We may have crossed a threshold in biopharmaceutical manufacturing some time ago and not even realized it. This paradigm mimics in several ways the decades of introductions and marketing of conventional (nonspecialty) drugs. Unfortunately, it could mean additional barriers to success for biosimilar manufacturers.
Payers (maybe less so the drug makers) recognize that the launch of brands that follow the first-in-its-class may not offer additional value, especially if priced at a premium. Often, these new agents were promoted as having a longer half-life, having fewer side effects, or simply were more effective than the class prototype. And in many cases, this proved correct. In other instances, the new drug was simply a different molecule with similar efficacy and safety. Payers referred to them as “me-too” agents, because they didn’t seem to offer advantages over the prototype. The phrase “me-too” connotes “no additional value.” In these cases, differentiating their value can be quite a challenge for the manufacturer, clinician, and payer alike. It is easy to see the economic and marketing importance of being the first to launch.
In migraine, for example, Imitrex® (sumatriptan) was approved in 1992, the first drug of the triptan class, to abort early-stage migraine attacks. Many other triptan agents followed, including Amerge (naratriptan), Axert (almotriptan), Frova (frovatriptan), Maxalt (rizatriptan), Relpax (eletriptan), and Zomig (zolmitriptan). The manufacturers of these other products did not intend necessarily to launch products that were third or fourth to the market. Imitrex had the advantage of being first approved as well as being available both in injectable and oral forms.
The development of agents like this may well occur concurrently; it is sometimes more a matter of timing and luck as to which one completes the clinical trials first and obtains FDA approval (without any hiccups). One may be just completing phase 1 as the other enters phase 3. On the other hand, some are developed well after the first launch. When these me-too agents hit the market, it is up to their manufacturers to figure out how to obtain preferred positioning. Other well-known examples include the statins for hypercholesterolemia, DPP-4s for diabetes, angiotensin-receptor blockers for hypertension, oral contraceptives, respiratory inhalants for asthma, and well, the list can go on ad nauseam.
With a great number of biologic agents on the market today, are several considered me-too agents? It is much more difficult to stick this label on a group of biologics because of several factors.
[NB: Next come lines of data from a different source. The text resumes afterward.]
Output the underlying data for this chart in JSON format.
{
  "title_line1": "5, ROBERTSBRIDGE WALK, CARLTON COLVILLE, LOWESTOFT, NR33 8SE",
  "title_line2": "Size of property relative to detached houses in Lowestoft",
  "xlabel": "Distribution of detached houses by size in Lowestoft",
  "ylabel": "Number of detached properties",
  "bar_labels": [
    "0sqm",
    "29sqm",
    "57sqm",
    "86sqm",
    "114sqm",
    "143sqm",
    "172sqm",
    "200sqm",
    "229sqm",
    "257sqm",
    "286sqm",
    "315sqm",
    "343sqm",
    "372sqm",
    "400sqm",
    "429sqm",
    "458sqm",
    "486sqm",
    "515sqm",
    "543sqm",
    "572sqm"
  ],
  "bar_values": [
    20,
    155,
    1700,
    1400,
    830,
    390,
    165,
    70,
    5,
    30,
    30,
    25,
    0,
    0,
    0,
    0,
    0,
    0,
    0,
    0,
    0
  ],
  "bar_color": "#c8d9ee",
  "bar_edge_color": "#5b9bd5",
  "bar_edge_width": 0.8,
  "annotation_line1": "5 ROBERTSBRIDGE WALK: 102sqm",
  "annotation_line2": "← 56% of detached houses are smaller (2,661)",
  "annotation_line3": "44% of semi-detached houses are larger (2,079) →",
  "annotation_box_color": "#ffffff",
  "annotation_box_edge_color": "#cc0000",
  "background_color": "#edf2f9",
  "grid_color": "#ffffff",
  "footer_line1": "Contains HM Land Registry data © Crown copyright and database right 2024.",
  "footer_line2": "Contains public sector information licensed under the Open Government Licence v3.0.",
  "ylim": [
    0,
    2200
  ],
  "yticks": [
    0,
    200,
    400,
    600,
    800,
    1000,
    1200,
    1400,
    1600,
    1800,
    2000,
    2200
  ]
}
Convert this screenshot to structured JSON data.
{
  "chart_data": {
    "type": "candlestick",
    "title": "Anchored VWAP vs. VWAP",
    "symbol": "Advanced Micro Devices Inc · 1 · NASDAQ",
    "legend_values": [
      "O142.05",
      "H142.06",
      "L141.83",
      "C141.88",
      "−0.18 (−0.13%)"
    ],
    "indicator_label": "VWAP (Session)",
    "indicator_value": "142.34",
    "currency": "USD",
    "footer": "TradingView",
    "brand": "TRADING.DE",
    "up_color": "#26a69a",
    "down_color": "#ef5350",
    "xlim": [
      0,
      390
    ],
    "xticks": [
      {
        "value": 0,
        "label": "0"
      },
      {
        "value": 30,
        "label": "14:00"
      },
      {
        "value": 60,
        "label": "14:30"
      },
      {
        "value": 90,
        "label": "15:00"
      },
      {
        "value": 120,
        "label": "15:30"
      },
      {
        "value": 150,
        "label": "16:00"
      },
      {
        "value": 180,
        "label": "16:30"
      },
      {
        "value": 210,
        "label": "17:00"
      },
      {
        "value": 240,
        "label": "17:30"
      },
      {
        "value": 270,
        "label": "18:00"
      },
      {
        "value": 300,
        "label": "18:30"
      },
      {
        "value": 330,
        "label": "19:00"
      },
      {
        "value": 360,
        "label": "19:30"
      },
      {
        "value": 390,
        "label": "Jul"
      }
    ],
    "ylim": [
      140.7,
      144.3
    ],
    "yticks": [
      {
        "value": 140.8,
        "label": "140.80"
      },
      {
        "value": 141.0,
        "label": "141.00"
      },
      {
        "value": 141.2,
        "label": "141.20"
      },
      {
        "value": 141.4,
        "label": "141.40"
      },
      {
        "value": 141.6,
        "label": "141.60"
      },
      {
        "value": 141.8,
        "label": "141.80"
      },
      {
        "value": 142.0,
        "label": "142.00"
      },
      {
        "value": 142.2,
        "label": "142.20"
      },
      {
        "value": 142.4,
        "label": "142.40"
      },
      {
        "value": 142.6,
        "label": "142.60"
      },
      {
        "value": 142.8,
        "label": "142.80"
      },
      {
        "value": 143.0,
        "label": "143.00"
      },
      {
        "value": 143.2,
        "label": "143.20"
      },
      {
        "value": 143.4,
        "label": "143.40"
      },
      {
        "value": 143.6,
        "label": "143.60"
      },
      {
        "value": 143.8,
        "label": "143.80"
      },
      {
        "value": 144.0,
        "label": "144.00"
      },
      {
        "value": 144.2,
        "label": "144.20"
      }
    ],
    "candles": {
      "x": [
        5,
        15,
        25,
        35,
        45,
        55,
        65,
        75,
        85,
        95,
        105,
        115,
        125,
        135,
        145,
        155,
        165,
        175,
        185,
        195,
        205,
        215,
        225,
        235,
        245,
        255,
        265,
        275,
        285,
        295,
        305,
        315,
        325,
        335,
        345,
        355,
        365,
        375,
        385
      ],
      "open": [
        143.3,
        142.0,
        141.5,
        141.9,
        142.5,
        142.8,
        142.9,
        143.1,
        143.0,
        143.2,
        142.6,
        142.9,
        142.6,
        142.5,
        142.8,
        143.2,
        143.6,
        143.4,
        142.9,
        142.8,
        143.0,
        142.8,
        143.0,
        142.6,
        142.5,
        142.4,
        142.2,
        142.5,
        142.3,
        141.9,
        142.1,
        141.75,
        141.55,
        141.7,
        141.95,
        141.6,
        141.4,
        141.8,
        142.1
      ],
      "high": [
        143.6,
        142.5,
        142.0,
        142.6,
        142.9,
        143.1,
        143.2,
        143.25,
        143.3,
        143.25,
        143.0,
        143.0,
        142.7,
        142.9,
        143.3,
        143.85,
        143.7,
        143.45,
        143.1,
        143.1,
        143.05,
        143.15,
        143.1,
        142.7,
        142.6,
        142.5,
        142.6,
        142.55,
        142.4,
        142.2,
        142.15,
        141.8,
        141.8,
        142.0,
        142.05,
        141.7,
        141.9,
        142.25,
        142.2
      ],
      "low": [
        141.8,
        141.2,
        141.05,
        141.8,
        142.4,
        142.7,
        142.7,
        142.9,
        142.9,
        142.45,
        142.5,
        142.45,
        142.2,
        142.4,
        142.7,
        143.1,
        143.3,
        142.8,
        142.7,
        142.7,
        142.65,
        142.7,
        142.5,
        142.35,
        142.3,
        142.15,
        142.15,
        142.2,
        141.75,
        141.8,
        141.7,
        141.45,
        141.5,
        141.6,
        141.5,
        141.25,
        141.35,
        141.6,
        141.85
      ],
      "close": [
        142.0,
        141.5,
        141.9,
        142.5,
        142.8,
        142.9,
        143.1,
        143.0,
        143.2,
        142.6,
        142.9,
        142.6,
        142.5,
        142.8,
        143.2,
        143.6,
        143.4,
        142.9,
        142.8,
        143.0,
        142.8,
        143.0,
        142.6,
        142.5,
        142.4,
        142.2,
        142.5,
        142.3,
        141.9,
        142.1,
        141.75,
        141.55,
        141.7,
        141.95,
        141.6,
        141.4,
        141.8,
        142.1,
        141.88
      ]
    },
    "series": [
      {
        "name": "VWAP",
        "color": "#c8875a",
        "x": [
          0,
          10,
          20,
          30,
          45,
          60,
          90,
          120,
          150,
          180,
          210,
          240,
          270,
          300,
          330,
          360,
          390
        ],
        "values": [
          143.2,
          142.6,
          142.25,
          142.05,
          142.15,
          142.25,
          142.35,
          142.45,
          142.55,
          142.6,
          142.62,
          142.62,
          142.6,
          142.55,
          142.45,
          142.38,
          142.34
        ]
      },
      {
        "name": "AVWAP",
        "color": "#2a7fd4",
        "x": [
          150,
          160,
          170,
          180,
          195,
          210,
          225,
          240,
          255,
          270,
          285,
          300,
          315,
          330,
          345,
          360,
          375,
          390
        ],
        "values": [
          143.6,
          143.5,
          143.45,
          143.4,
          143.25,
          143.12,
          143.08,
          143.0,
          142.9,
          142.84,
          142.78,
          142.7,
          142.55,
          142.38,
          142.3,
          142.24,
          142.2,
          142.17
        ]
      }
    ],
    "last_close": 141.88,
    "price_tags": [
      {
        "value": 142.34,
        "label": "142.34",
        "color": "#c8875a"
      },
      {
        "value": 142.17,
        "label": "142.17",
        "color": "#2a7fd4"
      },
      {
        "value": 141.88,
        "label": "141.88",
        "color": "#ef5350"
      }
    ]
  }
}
For instance, their approved indications can be quite broad (e.g., anti-TNFs) and some members of the individual classes can only be received via infusion versus self-injection. The other consideration is that their effectiveness for all approved indications may not quite be the same (e.g., Enbrel® vs. Humira® for rheumatoid arthritis [RA] or for psoriasis). The frequency of administration can vary as well. Their mechanism of action may also be somewhat different (e.g., interleukin-17 vs. interleukin 12/23 inhibitors vs. interleukin 23 inhibitors).
Yet the number of members in the anti-TNF category and the burgeoning interleukin category does raise the question as to whether the clinical value of each biologic is substantially different. For some indications, like RA, the answer is that they are more similar than different. Remicade® was the first anti-TNF inhibitor approved, but the initial approval was for Crohn’s disease and only as an infusion (the RA indication came later). Enbrel, the first member of the class to be approved for RA, was launched as a self-injectable. Humira was approved at the end of 2002 for RA, and its other indications followed later.
Unlike other conventional me-too drug categories, the biologics have produced multiple blockbusters. Perhaps being early to market was more important than being first to launch. The anti-TNFs introduced later, like Cimzia® and Simponi®, have largely battled for remaining marketshare.
In the biologic category, the biosimilars Inflectra®, AmjevitaTM, ErelziTM, and RenflexisTM (when the latter 3 are launched)‑may even be considered me-too brands without substantial discounts and without interchangeable designations. Many payers already consider the approved biosimilars as new brands, because they are not inexpensive or interchangeable. If the me-too label sticks, their struggle up the value mountain could be steep indeed.